Dangers of High and Low Voltage
The downside of high voltage is that it can be dangerous if not handled properly. Therefore, if you are working with high voltage, it is critical that you take the proper safety measures.
At high voltages, current conduction is enhanced and high voltages tend to break through insulation, resulting in short circuits or damage to equipment, so contact with high voltage circuits can result in serious shock injuries, even fatal. While shock injuries may not be as severe at low voltages as at high voltages, they can still cause injury, especially if the current passes through the heart or other critical areas. At low voltages, equipment can overheat due to electrical faults, overloads, or short circuits, causing fires.
As a result, low voltages are more likely to cause electric shocks, while high voltages can cause severe burns.
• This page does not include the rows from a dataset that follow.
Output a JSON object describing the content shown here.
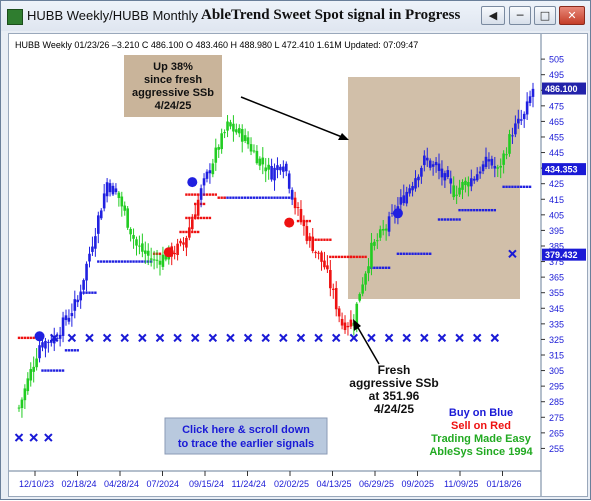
{
  "window": {
    "tabs": [
      "HUBB Weekly/HUBB Monthly"
    ],
    "title": "AbleTrend Sweet Spot signal in Progress",
    "buttons": {
      "back": "back-arrow-icon",
      "minimize": "minimize-icon",
      "maximize": "maximize-icon",
      "close": "close-icon"
    }
  },
  "chart_data": {
    "type": "candlestick",
    "symbol": "HUBB",
    "header": "HUBB  Weekly 01/23/26  –3.210  C 486.100 O 483.460 H 488.980 L 472.410 1.61M Updated: 07:09:47",
    "ylim": [
      245,
      507
    ],
    "y_ticks": [
      255,
      265,
      275,
      285,
      295,
      305,
      315,
      325,
      335,
      345,
      355,
      365,
      375,
      385,
      395,
      405,
      415,
      425,
      435,
      445,
      455,
      465,
      475,
      485,
      495,
      505
    ],
    "x_tick_labels": [
      "12/10/23",
      "02/18/24",
      "04/28/24",
      "07/2024",
      "09/15/24",
      "11/24/24",
      "02/02/25",
      "04/13/25",
      "06/29/25",
      "09/2025",
      "11/09/25",
      "01/18/26"
    ],
    "price_tags": [
      {
        "value": 486.1,
        "label": "486.100",
        "style": "last"
      },
      {
        "value": 434.353,
        "label": "434.353",
        "style": "stop"
      },
      {
        "value": 379.432,
        "label": "379.432",
        "style": "stop"
      }
    ],
    "colors": {
      "blue": "#2020e0",
      "green": "#22cc22",
      "red": "#ee1111",
      "cross": "#1a1ad6",
      "highlight": "#c9b49a",
      "callout": "#c9b49a",
      "button": "#b9c9de"
    },
    "annotations": {
      "up_callout": [
        "Up 38%",
        "since fresh",
        "aggressive SSb",
        "4/24/25"
      ],
      "fresh_label": [
        "Fresh",
        "aggressive SSb",
        "at 351.96",
        "4/24/25"
      ],
      "scroll_button": [
        "Click here & scroll down",
        "to trace the earlier signals"
      ],
      "legend": [
        {
          "text": "Buy on Blue",
          "color": "#1a1ad6"
        },
        {
          "text": "Sell on Red",
          "color": "#ee1111"
        },
        {
          "text": "Trading Made Easy",
          "color": "#22aa22"
        },
        {
          "text": "AbleSys Since 1994",
          "color": "#22aa22"
        }
      ]
    },
    "waypoints": [
      {
        "i": 0,
        "v": 281,
        "c": "g"
      },
      {
        "i": 7,
        "v": 322,
        "c": "b"
      },
      {
        "i": 12,
        "v": 326,
        "c": "b"
      },
      {
        "i": 20,
        "v": 350,
        "c": "b"
      },
      {
        "i": 30,
        "v": 426,
        "c": "b"
      },
      {
        "i": 34,
        "v": 416,
        "c": "g"
      },
      {
        "i": 40,
        "v": 385,
        "c": "g"
      },
      {
        "i": 46,
        "v": 375,
        "c": "g"
      },
      {
        "i": 52,
        "v": 381,
        "c": "r"
      },
      {
        "i": 56,
        "v": 386,
        "c": "r"
      },
      {
        "i": 62,
        "v": 420,
        "c": "b"
      },
      {
        "i": 66,
        "v": 440,
        "c": "g"
      },
      {
        "i": 71,
        "v": 462,
        "c": "g"
      },
      {
        "i": 76,
        "v": 456,
        "c": "g"
      },
      {
        "i": 82,
        "v": 440,
        "c": "g"
      },
      {
        "i": 86,
        "v": 432,
        "c": "b"
      },
      {
        "i": 90,
        "v": 440,
        "c": "b"
      },
      {
        "i": 94,
        "v": 411,
        "c": "r"
      },
      {
        "i": 98,
        "v": 392,
        "c": "r"
      },
      {
        "i": 104,
        "v": 372,
        "c": "r"
      },
      {
        "i": 110,
        "v": 335,
        "c": "r"
      },
      {
        "i": 114,
        "v": 337,
        "c": "g"
      },
      {
        "i": 116,
        "v": 356,
        "c": "g"
      },
      {
        "i": 120,
        "v": 383,
        "c": "g"
      },
      {
        "i": 126,
        "v": 400,
        "c": "b"
      },
      {
        "i": 132,
        "v": 420,
        "c": "b"
      },
      {
        "i": 138,
        "v": 440,
        "c": "b"
      },
      {
        "i": 142,
        "v": 435,
        "c": "b"
      },
      {
        "i": 148,
        "v": 420,
        "c": "g"
      },
      {
        "i": 154,
        "v": 428,
        "c": "b"
      },
      {
        "i": 160,
        "v": 440,
        "c": "b"
      },
      {
        "i": 163,
        "v": 432,
        "c": "g"
      },
      {
        "i": 168,
        "v": 459,
        "c": "b"
      },
      {
        "i": 172,
        "v": 468,
        "c": "b"
      },
      {
        "i": 175,
        "v": 486,
        "c": "b"
      }
    ],
    "stop_dots": [
      {
        "i0": 0,
        "i1": 6,
        "v": 326,
        "c": "r"
      },
      {
        "i0": 8,
        "i1": 15,
        "v": 305,
        "c": "b"
      },
      {
        "i0": 16,
        "i1": 20,
        "v": 318,
        "c": "b"
      },
      {
        "i0": 21,
        "i1": 26,
        "v": 355,
        "c": "b"
      },
      {
        "i0": 27,
        "i1": 45,
        "v": 375,
        "c": "b"
      },
      {
        "i0": 46,
        "i1": 48,
        "v": 380,
        "c": "r"
      },
      {
        "i0": 55,
        "i1": 61,
        "v": 394,
        "c": "r"
      },
      {
        "i0": 57,
        "i1": 65,
        "v": 403,
        "c": "r"
      },
      {
        "i0": 60,
        "i1": 63,
        "v": 412,
        "c": "r"
      },
      {
        "i0": 70,
        "i1": 92,
        "v": 416,
        "c": "b"
      },
      {
        "i0": 57,
        "i1": 67,
        "v": 418,
        "c": "r"
      },
      {
        "i0": 68,
        "i1": 70,
        "v": 416,
        "c": "r"
      },
      {
        "i0": 95,
        "i1": 99,
        "v": 401,
        "c": "r"
      },
      {
        "i0": 98,
        "i1": 106,
        "v": 389,
        "c": "r"
      },
      {
        "i0": 106,
        "i1": 113,
        "v": 378,
        "c": "r"
      },
      {
        "i0": 113,
        "i1": 118,
        "v": 378,
        "c": "r"
      },
      {
        "i0": 120,
        "i1": 126,
        "v": 371,
        "c": "b"
      },
      {
        "i0": 129,
        "i1": 140,
        "v": 380,
        "c": "b"
      },
      {
        "i0": 143,
        "i1": 150,
        "v": 402,
        "c": "b"
      },
      {
        "i0": 150,
        "i1": 162,
        "v": 408,
        "c": "b"
      },
      {
        "i0": 165,
        "i1": 174,
        "v": 423,
        "c": "b"
      }
    ],
    "signal_dots": [
      {
        "i": 7,
        "v": 327,
        "c": "b"
      },
      {
        "i": 59,
        "v": 426,
        "c": "b"
      },
      {
        "i": 51,
        "v": 381,
        "c": "r"
      },
      {
        "i": 92,
        "v": 400,
        "c": "r"
      },
      {
        "i": 129,
        "v": 406,
        "c": "b"
      }
    ],
    "crosses": [
      {
        "i": 0,
        "v": 262
      },
      {
        "i": 5,
        "v": 262
      },
      {
        "i": 10,
        "v": 262
      },
      {
        "i": 12,
        "v": 326
      },
      {
        "i": 18,
        "v": 326
      },
      {
        "i": 24,
        "v": 326
      },
      {
        "i": 30,
        "v": 326
      },
      {
        "i": 36,
        "v": 326
      },
      {
        "i": 42,
        "v": 326
      },
      {
        "i": 48,
        "v": 326
      },
      {
        "i": 54,
        "v": 326
      },
      {
        "i": 60,
        "v": 326
      },
      {
        "i": 66,
        "v": 326
      },
      {
        "i": 72,
        "v": 326
      },
      {
        "i": 78,
        "v": 326
      },
      {
        "i": 84,
        "v": 326
      },
      {
        "i": 90,
        "v": 326
      },
      {
        "i": 96,
        "v": 326
      },
      {
        "i": 102,
        "v": 326
      },
      {
        "i": 108,
        "v": 326
      },
      {
        "i": 114,
        "v": 326
      },
      {
        "i": 120,
        "v": 326
      },
      {
        "i": 126,
        "v": 326
      },
      {
        "i": 132,
        "v": 326
      },
      {
        "i": 138,
        "v": 326
      },
      {
        "i": 144,
        "v": 326
      },
      {
        "i": 150,
        "v": 326
      },
      {
        "i": 156,
        "v": 326
      },
      {
        "i": 162,
        "v": 326
      },
      {
        "i": 168,
        "v": 380
      }
    ],
    "bars": 176
  }
}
Production costs of high voltage systems:
Material Costs: High voltage systems require the use of special materials capable of withstanding high voltages, such as insulating materials, conductors, insulators, etc., which tend to be more expensive.
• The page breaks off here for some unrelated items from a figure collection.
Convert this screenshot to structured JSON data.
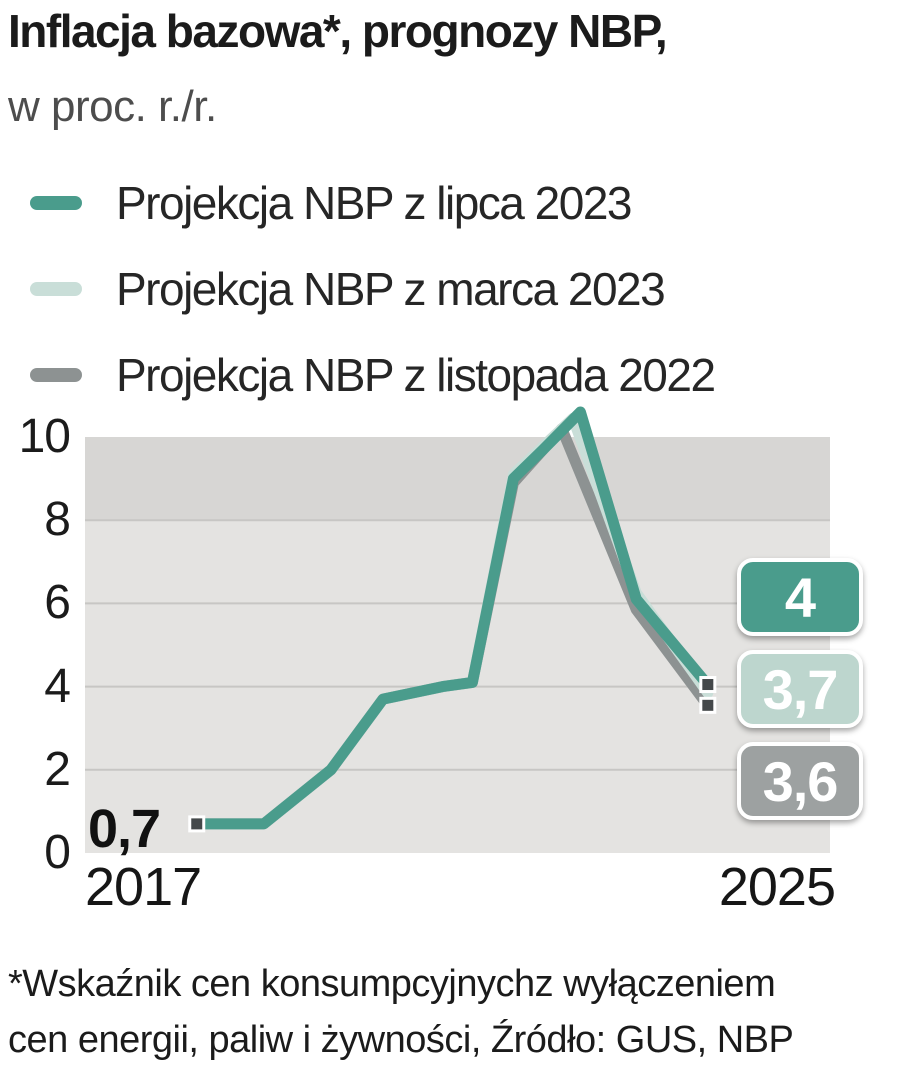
{
  "title": "Inflacja bazowa*, prognozy NBP,",
  "subtitle": "w proc. r./r.",
  "legend": [
    {
      "label": "Projekcja NBP z lipca 2023",
      "color": "#4a9c8c"
    },
    {
      "label": "Projekcja NBP z marca 2023",
      "color": "#c9ded8"
    },
    {
      "label": "Projekcja NBP z listopada 2022",
      "color": "#8d9292"
    }
  ],
  "footnote_line1": "*Wskaźnik cen konsumpcyjnychz wyłączeniem",
  "footnote_line2": "cen energii, paliw i żywności, Źródło: GUS, NBP",
  "chart_data": {
    "type": "line",
    "title": "Inflacja bazowa*, prognozy NBP, w proc. r./r.",
    "x_axis": {
      "start_label": "2017",
      "end_label": "2025"
    },
    "y_ticks": [
      0,
      2,
      4,
      6,
      8,
      10
    ],
    "ylim": [
      0,
      10
    ],
    "grid": true,
    "legend_position": "top",
    "plot_bg": "#e4e3e1",
    "plot_band_bg": "#d7d6d4",
    "grid_color": "#c7c6c4",
    "marker_color": "#44484a",
    "start_point_label": "0,7",
    "start_point_value": 0.7,
    "series": [
      {
        "name": "Projekcja NBP z lipca 2023",
        "color": "#4a9c8c",
        "end_value": 4,
        "badge": "4",
        "badge_color": "#4a9c8c",
        "points": [
          [
            0.15,
            0.7
          ],
          [
            0.24,
            0.7
          ],
          [
            0.33,
            2.0
          ],
          [
            0.4,
            3.7
          ],
          [
            0.48,
            4.0
          ],
          [
            0.52,
            4.1
          ],
          [
            0.575,
            9.0
          ],
          [
            0.615,
            9.7
          ],
          [
            0.665,
            10.6
          ],
          [
            0.74,
            6.1
          ],
          [
            0.838,
            4.0
          ]
        ]
      },
      {
        "name": "Projekcja NBP z marca 2023",
        "color": "#c9ded8",
        "end_value": 3.7,
        "badge": "3,7",
        "badge_color": "#bdd6ce",
        "points": [
          [
            0.15,
            0.7
          ],
          [
            0.24,
            0.7
          ],
          [
            0.33,
            2.0
          ],
          [
            0.4,
            3.7
          ],
          [
            0.48,
            4.0
          ],
          [
            0.52,
            4.1
          ],
          [
            0.575,
            9.1
          ],
          [
            0.655,
            10.45
          ],
          [
            0.74,
            6.25
          ],
          [
            0.836,
            3.85
          ]
        ]
      },
      {
        "name": "Projekcja NBP z listopada 2022",
        "color": "#8d9292",
        "end_value": 3.6,
        "badge": "3,6",
        "badge_color": "#9da1a1",
        "points": [
          [
            0.15,
            0.7
          ],
          [
            0.24,
            0.7
          ],
          [
            0.33,
            2.0
          ],
          [
            0.4,
            3.7
          ],
          [
            0.48,
            4.0
          ],
          [
            0.52,
            4.1
          ],
          [
            0.575,
            8.9
          ],
          [
            0.64,
            10.2
          ],
          [
            0.74,
            5.85
          ],
          [
            0.836,
            3.55
          ]
        ]
      }
    ],
    "markers": [
      {
        "x": 0.15,
        "value": 0.7
      },
      {
        "x": 0.836,
        "value": 4.05
      },
      {
        "x": 0.836,
        "value": 3.55
      }
    ]
  }
}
Equipment design and manufacturing costs: The design and manufacture of high-voltage systems require higher technical requirements and process levels, often requiring the use of more complex equipment and production processes, thus increasing production costs.
Safety Costs: Due to the greater risk associated with high voltage systems, additional safety measures and equipment are required to ensure the safety of operators, which can also increase production costs.
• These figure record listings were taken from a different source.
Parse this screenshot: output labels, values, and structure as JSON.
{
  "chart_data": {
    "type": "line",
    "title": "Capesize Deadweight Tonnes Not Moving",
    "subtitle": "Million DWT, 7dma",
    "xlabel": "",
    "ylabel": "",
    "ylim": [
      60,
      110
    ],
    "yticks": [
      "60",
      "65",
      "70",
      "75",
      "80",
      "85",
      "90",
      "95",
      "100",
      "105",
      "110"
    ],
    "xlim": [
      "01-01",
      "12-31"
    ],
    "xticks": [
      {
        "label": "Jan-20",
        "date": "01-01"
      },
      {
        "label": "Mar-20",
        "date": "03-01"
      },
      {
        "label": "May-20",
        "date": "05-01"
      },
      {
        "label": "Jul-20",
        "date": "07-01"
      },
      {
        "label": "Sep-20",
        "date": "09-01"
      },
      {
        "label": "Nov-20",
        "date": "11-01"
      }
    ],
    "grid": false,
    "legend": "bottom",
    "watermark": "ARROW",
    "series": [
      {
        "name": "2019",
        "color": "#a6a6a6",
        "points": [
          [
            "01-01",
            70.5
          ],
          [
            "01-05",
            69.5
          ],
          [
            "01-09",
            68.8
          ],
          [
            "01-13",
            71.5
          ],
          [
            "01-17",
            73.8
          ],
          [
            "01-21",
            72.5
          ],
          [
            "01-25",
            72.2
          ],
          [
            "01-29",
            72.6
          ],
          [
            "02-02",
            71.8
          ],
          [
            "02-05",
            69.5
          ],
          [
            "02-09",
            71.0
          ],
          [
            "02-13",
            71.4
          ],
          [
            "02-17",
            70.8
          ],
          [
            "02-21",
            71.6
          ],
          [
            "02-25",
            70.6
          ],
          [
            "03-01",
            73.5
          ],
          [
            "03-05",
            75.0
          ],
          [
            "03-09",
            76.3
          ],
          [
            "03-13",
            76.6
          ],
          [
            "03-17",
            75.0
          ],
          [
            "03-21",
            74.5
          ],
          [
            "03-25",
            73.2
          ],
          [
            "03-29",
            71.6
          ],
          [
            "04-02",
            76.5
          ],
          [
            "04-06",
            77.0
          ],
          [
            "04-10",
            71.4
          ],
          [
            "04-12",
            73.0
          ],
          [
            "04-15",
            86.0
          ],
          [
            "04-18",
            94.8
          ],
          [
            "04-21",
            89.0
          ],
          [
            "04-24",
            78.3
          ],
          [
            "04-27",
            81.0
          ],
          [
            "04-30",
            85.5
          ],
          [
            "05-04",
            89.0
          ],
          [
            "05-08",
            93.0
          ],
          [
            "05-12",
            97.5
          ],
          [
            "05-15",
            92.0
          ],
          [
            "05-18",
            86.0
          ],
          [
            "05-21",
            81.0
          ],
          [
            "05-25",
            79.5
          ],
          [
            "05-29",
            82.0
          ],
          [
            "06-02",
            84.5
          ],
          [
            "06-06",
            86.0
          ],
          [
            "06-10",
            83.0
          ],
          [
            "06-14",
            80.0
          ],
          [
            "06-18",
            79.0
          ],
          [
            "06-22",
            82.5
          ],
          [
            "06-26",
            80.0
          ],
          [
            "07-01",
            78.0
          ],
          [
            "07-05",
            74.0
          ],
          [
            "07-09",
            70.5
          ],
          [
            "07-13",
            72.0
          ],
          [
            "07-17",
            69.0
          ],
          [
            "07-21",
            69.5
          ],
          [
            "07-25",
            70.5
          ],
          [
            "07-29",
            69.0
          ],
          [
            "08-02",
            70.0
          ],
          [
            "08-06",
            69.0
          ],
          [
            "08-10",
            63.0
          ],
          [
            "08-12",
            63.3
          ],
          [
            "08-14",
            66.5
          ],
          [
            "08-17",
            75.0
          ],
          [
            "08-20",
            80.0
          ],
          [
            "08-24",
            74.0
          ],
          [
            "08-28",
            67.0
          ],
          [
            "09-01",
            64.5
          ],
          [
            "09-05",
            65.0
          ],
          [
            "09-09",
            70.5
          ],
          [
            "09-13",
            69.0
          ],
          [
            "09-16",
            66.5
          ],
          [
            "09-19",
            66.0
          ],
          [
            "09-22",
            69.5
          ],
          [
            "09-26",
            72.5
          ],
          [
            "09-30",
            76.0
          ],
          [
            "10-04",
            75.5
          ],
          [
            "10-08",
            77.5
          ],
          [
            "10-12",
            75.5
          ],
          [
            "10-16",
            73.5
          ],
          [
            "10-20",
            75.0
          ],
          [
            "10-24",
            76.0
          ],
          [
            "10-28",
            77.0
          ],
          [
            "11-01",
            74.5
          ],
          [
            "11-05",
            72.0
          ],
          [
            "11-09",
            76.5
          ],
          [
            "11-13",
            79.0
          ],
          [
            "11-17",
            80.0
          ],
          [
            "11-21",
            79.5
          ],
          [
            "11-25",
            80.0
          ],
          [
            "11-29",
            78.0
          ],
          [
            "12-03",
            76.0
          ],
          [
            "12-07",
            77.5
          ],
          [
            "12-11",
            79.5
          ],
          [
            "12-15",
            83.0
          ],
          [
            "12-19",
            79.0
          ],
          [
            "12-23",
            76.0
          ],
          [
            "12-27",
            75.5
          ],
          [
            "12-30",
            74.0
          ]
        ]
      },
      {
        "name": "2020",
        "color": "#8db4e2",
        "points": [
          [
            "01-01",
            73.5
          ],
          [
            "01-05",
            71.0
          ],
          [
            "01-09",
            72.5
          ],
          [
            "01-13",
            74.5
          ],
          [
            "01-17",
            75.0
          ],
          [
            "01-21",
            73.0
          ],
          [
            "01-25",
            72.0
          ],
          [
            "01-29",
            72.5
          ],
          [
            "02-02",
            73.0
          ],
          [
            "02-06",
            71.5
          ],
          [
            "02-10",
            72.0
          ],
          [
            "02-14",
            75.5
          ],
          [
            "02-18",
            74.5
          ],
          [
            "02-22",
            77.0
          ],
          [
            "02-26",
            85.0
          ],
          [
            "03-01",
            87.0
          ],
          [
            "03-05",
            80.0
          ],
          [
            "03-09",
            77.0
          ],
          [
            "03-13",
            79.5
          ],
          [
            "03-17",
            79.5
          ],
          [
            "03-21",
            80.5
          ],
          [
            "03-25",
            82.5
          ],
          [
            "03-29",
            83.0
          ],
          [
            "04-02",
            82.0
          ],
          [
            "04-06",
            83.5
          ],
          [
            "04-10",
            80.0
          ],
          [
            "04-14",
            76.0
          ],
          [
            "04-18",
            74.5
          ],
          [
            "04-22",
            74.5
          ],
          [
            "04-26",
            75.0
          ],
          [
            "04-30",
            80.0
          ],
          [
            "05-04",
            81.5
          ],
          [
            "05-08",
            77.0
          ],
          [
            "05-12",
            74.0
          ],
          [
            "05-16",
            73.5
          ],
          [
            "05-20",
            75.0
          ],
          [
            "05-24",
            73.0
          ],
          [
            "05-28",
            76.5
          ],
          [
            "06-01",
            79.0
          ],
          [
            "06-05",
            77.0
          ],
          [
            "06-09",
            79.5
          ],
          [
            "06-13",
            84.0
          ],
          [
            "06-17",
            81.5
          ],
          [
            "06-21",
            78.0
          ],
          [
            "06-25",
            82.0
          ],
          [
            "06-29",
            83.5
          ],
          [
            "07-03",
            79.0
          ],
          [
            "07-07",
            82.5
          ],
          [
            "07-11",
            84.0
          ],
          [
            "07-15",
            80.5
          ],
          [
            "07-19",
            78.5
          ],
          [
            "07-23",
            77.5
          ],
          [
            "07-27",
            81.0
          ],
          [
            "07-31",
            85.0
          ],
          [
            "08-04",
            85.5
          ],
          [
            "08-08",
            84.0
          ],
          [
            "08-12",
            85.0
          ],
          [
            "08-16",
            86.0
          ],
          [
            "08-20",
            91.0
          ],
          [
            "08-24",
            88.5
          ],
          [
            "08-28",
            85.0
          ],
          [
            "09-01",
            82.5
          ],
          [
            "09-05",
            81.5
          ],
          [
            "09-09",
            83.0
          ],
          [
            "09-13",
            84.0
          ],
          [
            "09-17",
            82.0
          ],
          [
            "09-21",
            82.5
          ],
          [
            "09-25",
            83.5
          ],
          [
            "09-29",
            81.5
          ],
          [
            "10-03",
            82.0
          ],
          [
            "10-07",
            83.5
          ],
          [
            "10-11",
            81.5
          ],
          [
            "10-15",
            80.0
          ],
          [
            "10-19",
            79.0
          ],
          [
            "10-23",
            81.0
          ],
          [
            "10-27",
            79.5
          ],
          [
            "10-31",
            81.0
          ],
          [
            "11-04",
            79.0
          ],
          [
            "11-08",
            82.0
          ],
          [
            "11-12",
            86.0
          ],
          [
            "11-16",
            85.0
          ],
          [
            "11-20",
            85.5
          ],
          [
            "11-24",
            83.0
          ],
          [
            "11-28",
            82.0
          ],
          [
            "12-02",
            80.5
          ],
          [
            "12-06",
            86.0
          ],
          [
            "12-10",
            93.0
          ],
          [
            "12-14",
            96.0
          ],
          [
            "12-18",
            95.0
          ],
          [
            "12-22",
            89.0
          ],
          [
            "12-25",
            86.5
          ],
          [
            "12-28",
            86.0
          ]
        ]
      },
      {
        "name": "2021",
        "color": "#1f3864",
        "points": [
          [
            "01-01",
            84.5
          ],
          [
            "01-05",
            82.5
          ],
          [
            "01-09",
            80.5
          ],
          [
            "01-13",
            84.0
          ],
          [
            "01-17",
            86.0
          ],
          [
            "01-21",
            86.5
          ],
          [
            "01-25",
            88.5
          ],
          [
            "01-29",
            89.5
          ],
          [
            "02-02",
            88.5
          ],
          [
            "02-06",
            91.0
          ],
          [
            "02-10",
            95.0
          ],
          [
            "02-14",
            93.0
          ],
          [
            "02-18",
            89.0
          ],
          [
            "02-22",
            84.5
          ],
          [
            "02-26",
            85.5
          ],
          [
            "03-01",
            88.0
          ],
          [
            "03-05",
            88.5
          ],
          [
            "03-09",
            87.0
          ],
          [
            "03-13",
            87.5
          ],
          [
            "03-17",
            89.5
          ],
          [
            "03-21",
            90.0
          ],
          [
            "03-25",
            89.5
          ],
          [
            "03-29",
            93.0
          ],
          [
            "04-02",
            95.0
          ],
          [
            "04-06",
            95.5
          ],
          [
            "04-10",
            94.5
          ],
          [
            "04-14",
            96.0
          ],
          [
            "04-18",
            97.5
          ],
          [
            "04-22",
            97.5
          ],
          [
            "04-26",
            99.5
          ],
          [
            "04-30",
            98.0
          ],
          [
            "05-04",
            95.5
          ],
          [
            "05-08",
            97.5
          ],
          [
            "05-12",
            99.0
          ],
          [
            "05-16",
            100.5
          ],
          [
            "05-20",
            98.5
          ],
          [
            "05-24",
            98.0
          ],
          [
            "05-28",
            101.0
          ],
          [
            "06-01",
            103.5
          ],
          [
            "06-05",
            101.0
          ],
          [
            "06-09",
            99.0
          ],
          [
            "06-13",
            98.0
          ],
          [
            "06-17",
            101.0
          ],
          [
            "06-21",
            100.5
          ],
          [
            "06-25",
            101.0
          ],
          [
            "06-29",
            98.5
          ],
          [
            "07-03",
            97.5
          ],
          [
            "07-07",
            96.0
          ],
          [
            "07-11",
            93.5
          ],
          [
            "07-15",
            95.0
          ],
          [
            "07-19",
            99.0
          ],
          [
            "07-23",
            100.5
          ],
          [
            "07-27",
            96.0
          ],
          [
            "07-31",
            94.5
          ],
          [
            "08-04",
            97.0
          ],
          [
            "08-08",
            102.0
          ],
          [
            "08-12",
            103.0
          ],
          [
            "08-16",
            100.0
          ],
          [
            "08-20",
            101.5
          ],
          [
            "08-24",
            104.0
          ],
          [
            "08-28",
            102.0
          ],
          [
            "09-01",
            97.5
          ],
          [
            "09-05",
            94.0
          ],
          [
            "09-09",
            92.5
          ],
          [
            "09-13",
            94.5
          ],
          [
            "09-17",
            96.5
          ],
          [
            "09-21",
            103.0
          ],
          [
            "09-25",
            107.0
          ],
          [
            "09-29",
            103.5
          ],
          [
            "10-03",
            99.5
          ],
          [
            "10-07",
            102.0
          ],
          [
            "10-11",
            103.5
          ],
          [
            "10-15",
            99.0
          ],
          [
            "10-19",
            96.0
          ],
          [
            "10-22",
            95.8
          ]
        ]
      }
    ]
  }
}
Testing and certification costs: Higher voltage equipment is often subject to more stringent testing and certification procedures to ensure that it meets the relevant safety and performance standards, which can also add to production costs.
Production costs for low voltage systems:
Materials Costs: Materials required for low voltage systems typically include wires, switches, circuit breakers, receptacles, insulation, etc. These materials are relatively inexpensive compared to high voltage systems. These materials are less expensive than those for higher voltage systems.
Equipment Design and Manufacturing Costs: Low voltage systems are relatively simple to design and manufacture, and therefore the design and manufacturing costs are generally low. However, complex LV systems, such as certain specific electronic equipment or control systems, may increase design and manufacturing costs.
Safety costs: Although LV systems are relatively less hazardous, there are still costs associated with safety that need to be taken into account, e.g. the use of safe designs and materials, the provision of necessary protective devices, etc.
Testing and certification costs: LV systems also need to be tested and certified to ensure that they comply with relevant safety and performance standards. The cost of testing and certification may have an impact on production costs.
The type of power you should use depends on your needs.
High voltage systems are usually used for high power transmission, such as in power transmission and industrial production. High voltage systems are more cost effective in the long run, especially for large power transmission projects. However, if you are only powering small equipment, for homes, commercial buildings or small-scale industrial applications, a low-voltage system is usually preferred as it is more suited to localised power needs.
In terms of safety, low voltage is less dangerous than high voltage. However, both types of electricity can be dangerous if not handled properly. This is why it is important to take proper safety measures no matter which type you use.
Producing high voltage is more expensive than producing low voltage. Therefore, if cost is a factor, then low voltage may be the better choice.
Before making a choice, be sure to consider all of these factors and weigh and evaluate them on a case-by-case basis. The final voltage level chosen should be able to meet the needs of the project while striking the best balance of safety, reliability and economy.